22

Через полчаса блестящий черным лаком “мерседес” въезжает в загородный поселок через шлагбаум. Охранник на въезде выходит из будки, чтобы поприветствовать водителя, почтительно кланяется Аглае Константиновне. Мне становится не по себе — я впервые оказалась в таком месте, куда простым смертным вход воспрещен. Так вот как живут те, кому не приходится считать каждую копейку!

Мимо окна машины проплывают особняки, стоящие на просторных участках. Снега здесь больше, чем в городе, но дорожки аккуратно расчищены до самой плитки, а под снегом угадываются контуры клумб. Дома ничем не огорожены, поэтому поселок выглядит единым целым, и это удивительно. Уж какие домишки-развалюшки в моем родном селе, но каждый обязательно обнесен забором.

Мы проезжаем небольшую площадь с башней с часами, и водитель поясняет:

— Тут администрация сидит и праздники всякие устраивают для жильцов.

Аглая Константиновна снова неподвижно застыла, глядя в окно машины, и я начинаю волноваться, не последует ли за этим новый срыв. Но пока все идет спокойно. “Мерседес” подъезжает к светлому трехэтажному особняку с белыми колоннами, мы с водителем помогаем Аглае Константиновне выбраться из машины и проходим в дом.

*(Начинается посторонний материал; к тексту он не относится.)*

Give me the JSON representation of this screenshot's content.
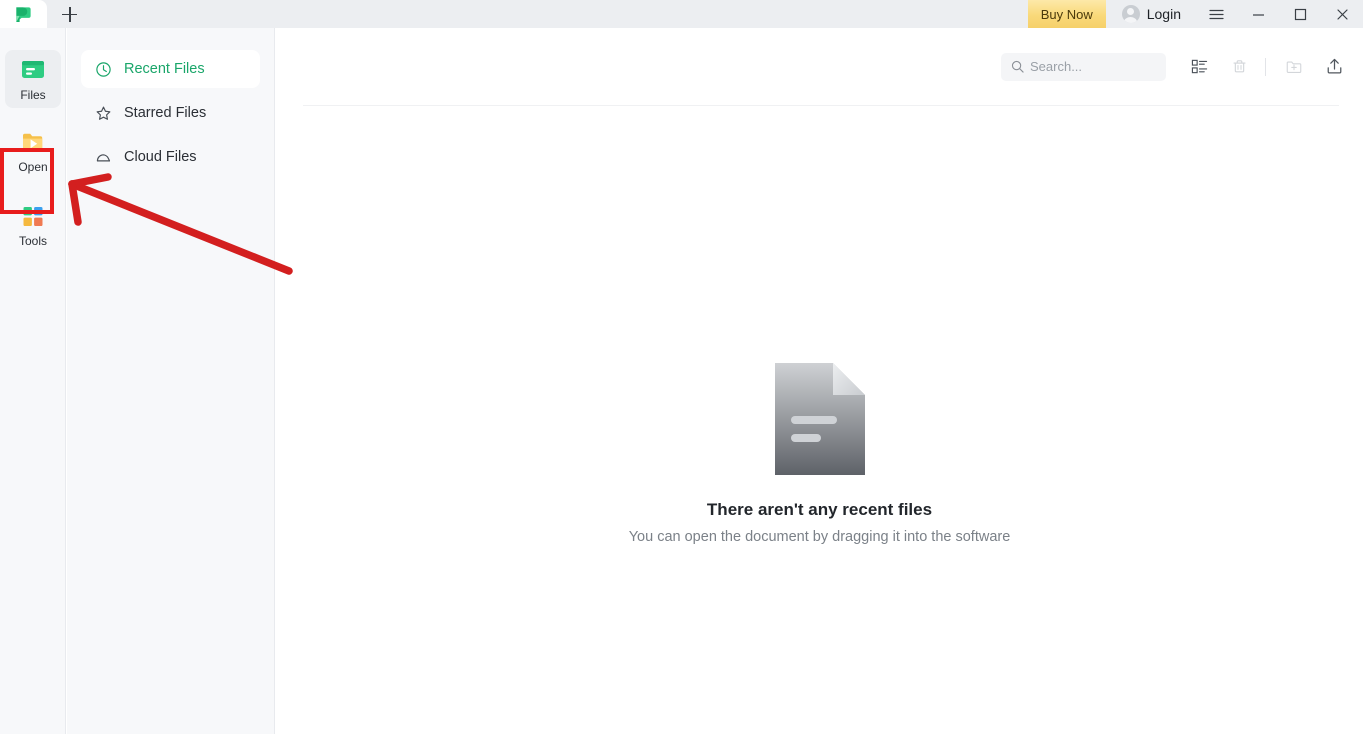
{
  "titlebar": {
    "logo_icon": "app-logo-green-speech-bubble",
    "new_tab_icon": "plus-icon",
    "buy_now_label": "Buy Now",
    "login_label": "Login",
    "avatar_icon": "user-avatar-icon",
    "menu_icon": "hamburger-menu-icon",
    "minimize_icon": "minimize-icon",
    "maximize_icon": "maximize-icon",
    "close_icon": "close-icon"
  },
  "rail": {
    "items": [
      {
        "label": "Files",
        "icon": "files-icon",
        "selected": true,
        "highlighted": false
      },
      {
        "label": "Open",
        "icon": "open-folder-play-icon",
        "selected": false,
        "highlighted": true
      },
      {
        "label": "Tools",
        "icon": "tools-grid-icon",
        "selected": false,
        "highlighted": false
      }
    ]
  },
  "sidenav": {
    "items": [
      {
        "label": "Recent Files",
        "icon": "clock-icon",
        "active": true
      },
      {
        "label": "Starred Files",
        "icon": "star-icon",
        "active": false
      },
      {
        "label": "Cloud Files",
        "icon": "cloud-icon",
        "active": false
      }
    ]
  },
  "toolbar": {
    "search_placeholder": "Search...",
    "search_value": "",
    "search_icon": "search-icon",
    "view_toggle_icon": "list-view-icon",
    "delete_icon": "trash-icon",
    "new_folder_icon": "new-folder-icon",
    "upload_icon": "upload-icon"
  },
  "empty_state": {
    "icon": "document-placeholder-icon",
    "title": "There aren't any recent files",
    "subtitle": "You can open the document by dragging it into the software"
  },
  "annotation": {
    "highlight_color": "#e81c1c",
    "arrow_color": "#d31f1f",
    "target": "Open"
  },
  "colors": {
    "accent_green": "#1aa66a",
    "titlebar_bg": "#eceef1",
    "sidebar_bg": "#f7f8fa",
    "content_bg": "#ffffff",
    "buy_now_gold": "#f6d06a"
  }
}
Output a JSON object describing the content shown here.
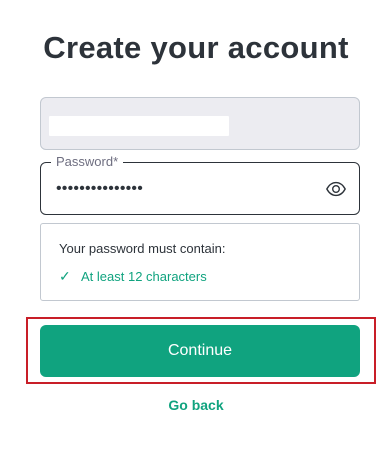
{
  "page": {
    "title": "Create your account"
  },
  "email": {
    "value": ""
  },
  "password": {
    "label": "Password*",
    "value": "•••••••••••••••",
    "visibility_icon": "eye-icon"
  },
  "requirements": {
    "heading": "Your password must contain:",
    "items": [
      {
        "check": "✓",
        "text": "At least 12 characters",
        "status": "met"
      }
    ]
  },
  "actions": {
    "continue_label": "Continue",
    "go_back_label": "Go back"
  },
  "colors": {
    "accent": "#10a37f",
    "highlight": "#c81e28",
    "text": "#2d333a"
  }
}
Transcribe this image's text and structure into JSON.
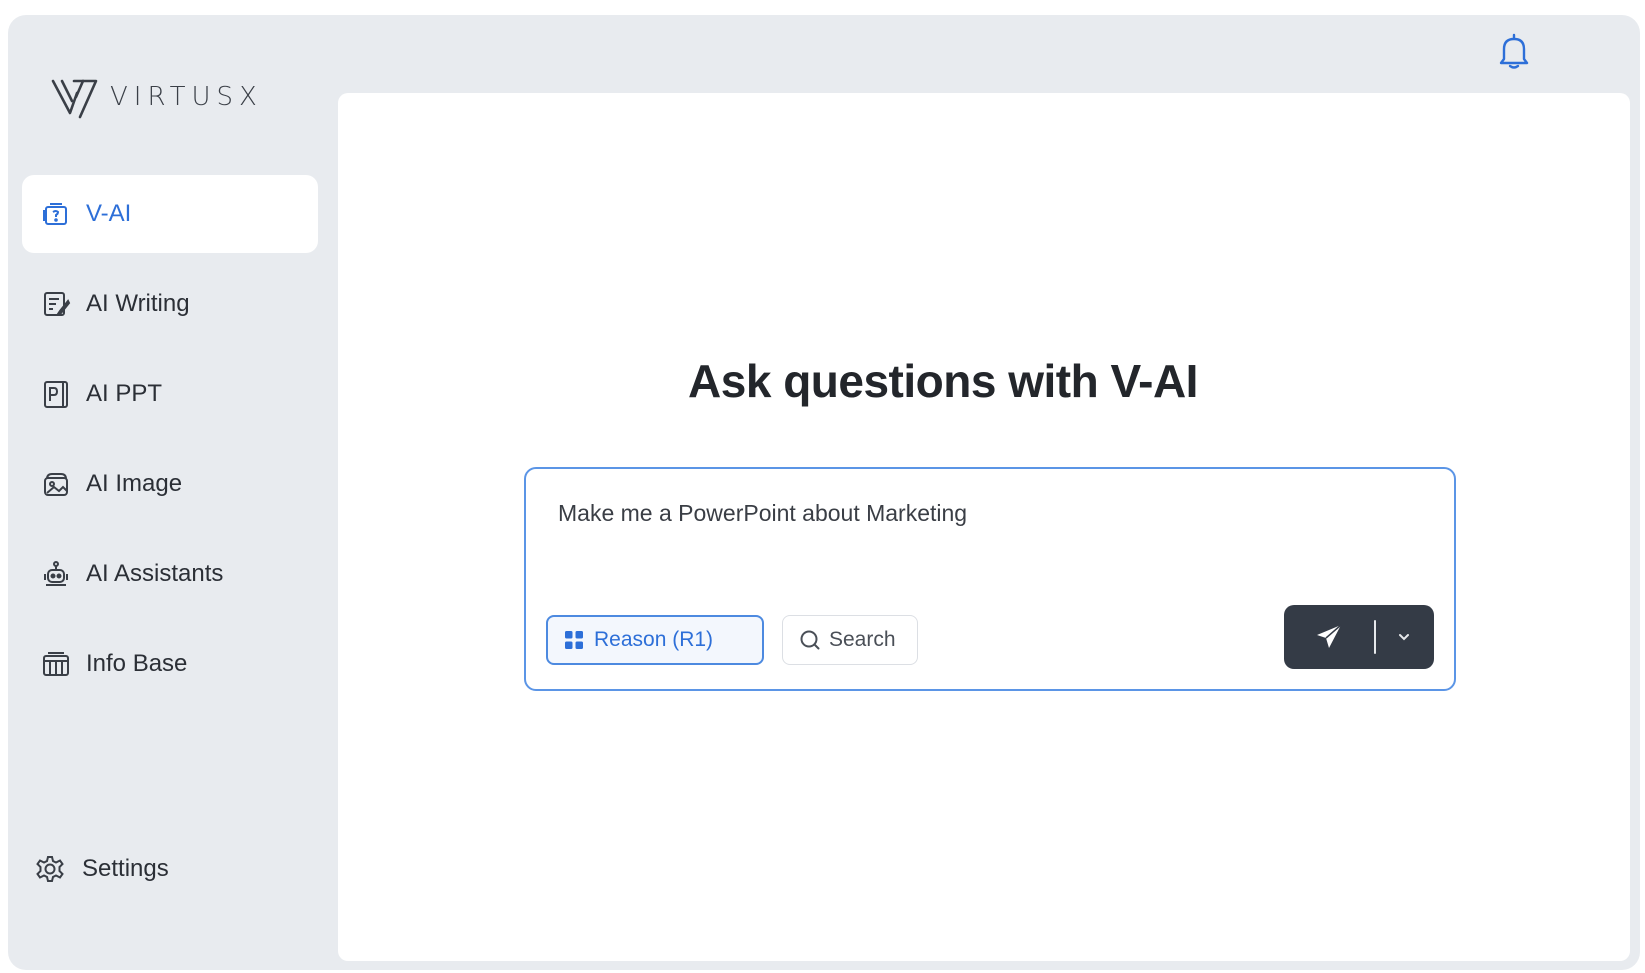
{
  "brand": {
    "name": "VIRTUSX"
  },
  "sidebar": {
    "items": [
      {
        "label": "V-AI",
        "icon": "chat-window-icon",
        "active": true
      },
      {
        "label": "AI Writing",
        "icon": "document-pen-icon",
        "active": false
      },
      {
        "label": "AI PPT",
        "icon": "presentation-icon",
        "active": false
      },
      {
        "label": "AI Image",
        "icon": "image-icon",
        "active": false
      },
      {
        "label": "AI Assistants",
        "icon": "robot-icon",
        "active": false
      },
      {
        "label": "Info Base",
        "icon": "database-icon",
        "active": false
      }
    ],
    "settings_label": "Settings"
  },
  "header": {
    "notifications_icon": "bell-icon"
  },
  "main": {
    "title": "Ask questions with V-AI",
    "composer": {
      "value": "Make me a PowerPoint about Marketing",
      "reason_label": "Reason (R1)",
      "search_label": "Search"
    }
  },
  "colors": {
    "accent": "#2d6fd8",
    "send_button": "#343b46",
    "sidebar_bg": "#e8ebef"
  }
}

— Минут через двадцать привезут лекарства, — шепчет охранник мне на ухо так, чтобы старушка ничего не услышала. Я киваю. Надеюсь, за такое короткое время ничего плохого с ней не случится.

Аглая стоит, как ребенок, пока женщина в костюме горничной аккуратно расстегивает ее пальто, снимает сапожки и помогает надеть вышитые тапочки. Старушка движется замедленно, и я завороженно слежу за тем, как она подходит к зеркалу, расправляет шарфик, взбивает прическу…

— Давайте вашу куртку, — негромко говорит мне горничная, и я поспешно раздеваюсь, сгорая от смущения за свою старенькую одежду. Слава богу, хоть обувь на мне новая, за нее не стыдно…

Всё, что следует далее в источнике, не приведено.